An Updated Guide to Wedding Invitation Etiquette

By Kori Carter Gillespie

 

You Are Cordially Invited (fingers crossed!) to Our Wedding 

Remember when wedding invitations were fairly straightforward?  We can thank Emily Post, Martha Stewart, and of course Pinterest for showing couples how to perfectly craft their invitations word by word. That is until a global pandemic changed everything.

Ongoing restrictions on large group gatherings and overall health concerns have forced many couples to re-imagine their wedding to avoid canceling and to allow guests to feel safe celebrating.

Discover three expert tips on how to adjust your wedding invitations if you need to move to Plan B:

How do I gracefully make my guests feel more comfortable?

Consider including a personal note along with the invitation. It communicates how you are choosing to celebrate while acknowledging what is happening in the world and the emotions some may be feeling. Share that you want them to be there but of course will understand if they cannot attend. Also, a wedding website is great for communicating and updating safety measures such as masks, distancing, and possible temperature checks.

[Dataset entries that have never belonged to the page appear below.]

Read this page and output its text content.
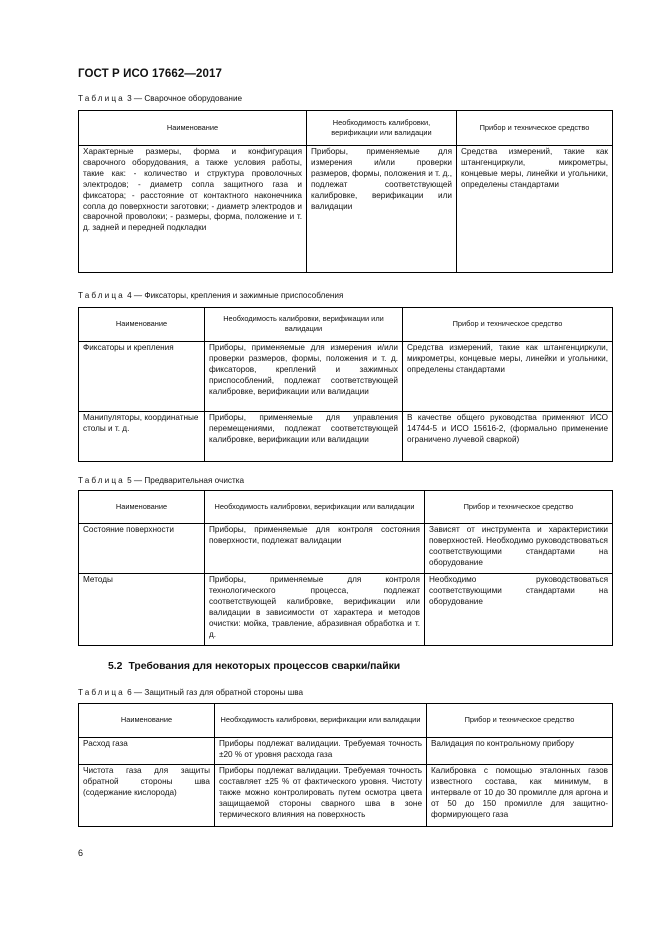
ГОСТ Р ИСО 17662—2017
Таблица 3 — Сварочное оборудование
Наименование	Необходимость калибровки, верификации или валидации	Прибор и техническое средство
Характерные размеры, форма и конфигурация сварочного оборудования, а также условия работы, такие как: - количество и структура проволочных электродов; - диаметр сопла защитного газа и фиксатора; - расстояние от контактного наконечника сопла до поверхности заготовки; - диаметр электродов и сварочной проволоки; - размеры, форма, положение и т. д. задней и передней подкладки	Приборы, применяемые для измерения и/или проверки размеров, формы, положения и т. д., подлежат соответствующей калибровке, верификации или валидации	Средства измерений, такие как штангенциркули, микрометры, концевые меры, линейки и угольники, определены стандартами
Таблица 4 — Фиксаторы, крепления и зажимные приспособления
Наименование	Необходимость калибровки, верификации или валидации	Прибор и техническое средство
Фиксаторы и крепления	Приборы, применяемые для измерения и/или проверки размеров, формы, положения и т. д. фиксаторов, креплений и зажимных приспособлений, подлежат соответствующей калибровке, верификации или валидации	Средства измерений, такие как штангенциркули, микрометры, концевые меры, линейки и угольники, определены стандартами
Манипуляторы, координатные столы и т. д.	Приборы, применяемые для управления перемещениями, подлежат соответствующей калибровке, верификации или валидации	В качестве общего руководства применяют ИСО 14744-5 и ИСО 15616-2, (формально применение ограничено лучевой сваркой)
Таблица 5 — Предварительная очистка
Наименование	Необходимость калибровки, верификации или валидации	Прибор и техническое средство
Состояние поверхности	Приборы, применяемые для контроля состояния поверхности, подлежат валидации	Зависят от инструмента и характеристики поверхностей. Необходимо руководствоваться соответствующими стандартами на оборудование
Методы	Приборы, применяемые для контроля технологического процесса, подлежат соответствующей калибровке, верификации или валидации в зависимости от характера и методов очистки: мойка, травление, абразивная обработка и т. д.	Необходимо руководствоваться соответствующими стандартами на оборудование
5.2 Требования для некоторых процессов сварки/пайки
Таблица 6 — Защитный газ для обратной стороны шва
Наименование	Необходимость калибровки, верификации или валидации	Прибор и техническое средство
Расход газа	Приборы подлежат валидации. Требуемая точность ±20 % от уровня расхода газа	Валидация по контрольному прибору
Чистота газа для защиты обратной стороны шва (содержание кислорода)	Приборы подлежат валидации. Требуемая точность составляет ±25 % от фактического уровня. Чистоту также можно контролировать путем осмотра цвета защищаемой стороны сварного шва в зоне термического влияния на поверхность	Калибровка с помощью эталонных газов известного состава, как минимум, в интервале от 10 до 30 промилле для аргона и от 50 до 150 промилле для защитно-формирующего газа
6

Should I include a Zoom link on my invitation?

Sure! It is absolutely permissible to let them know on the invite that they can choose to attend virtually. Once again, details on your wedding website will make these guests feel included and welcome.

What if I’ve already mailed my invitations but find I need to downsize my list due to local restrictions?

This is definitely a sticky wicket. If you need to reduce your guest list after sending your invitations, we first recommend eliminating any plus-one guests and children. Also, break down your list into categories (family, friends, and VIPs) so you can easily see where to begin downsizing. Once you’ve made the difficult decisions, you need to let these guests know as kindly as possible.

Lynn Graham, owner of Lynn Graham Designs and President of NACE Boston, specializes in the wedding market. Graham advises clients to “send a thoughtful note written from the heart that explains why you had to make the difficult decision to reduce your guest list. This personal touch is more appropriate than a mass e-mail. You want to make sure guests who have started planning to attend are given a thoughtful explanation of why the wedding is being downsized.”

Trust that your friends and family want the best for you and will understand. You don’t need to apologize for something that is out of your control. Also, keep in mind that some may feel more relieved than left out, especially when they can see how hard you’ve worked to be inclusive and caring!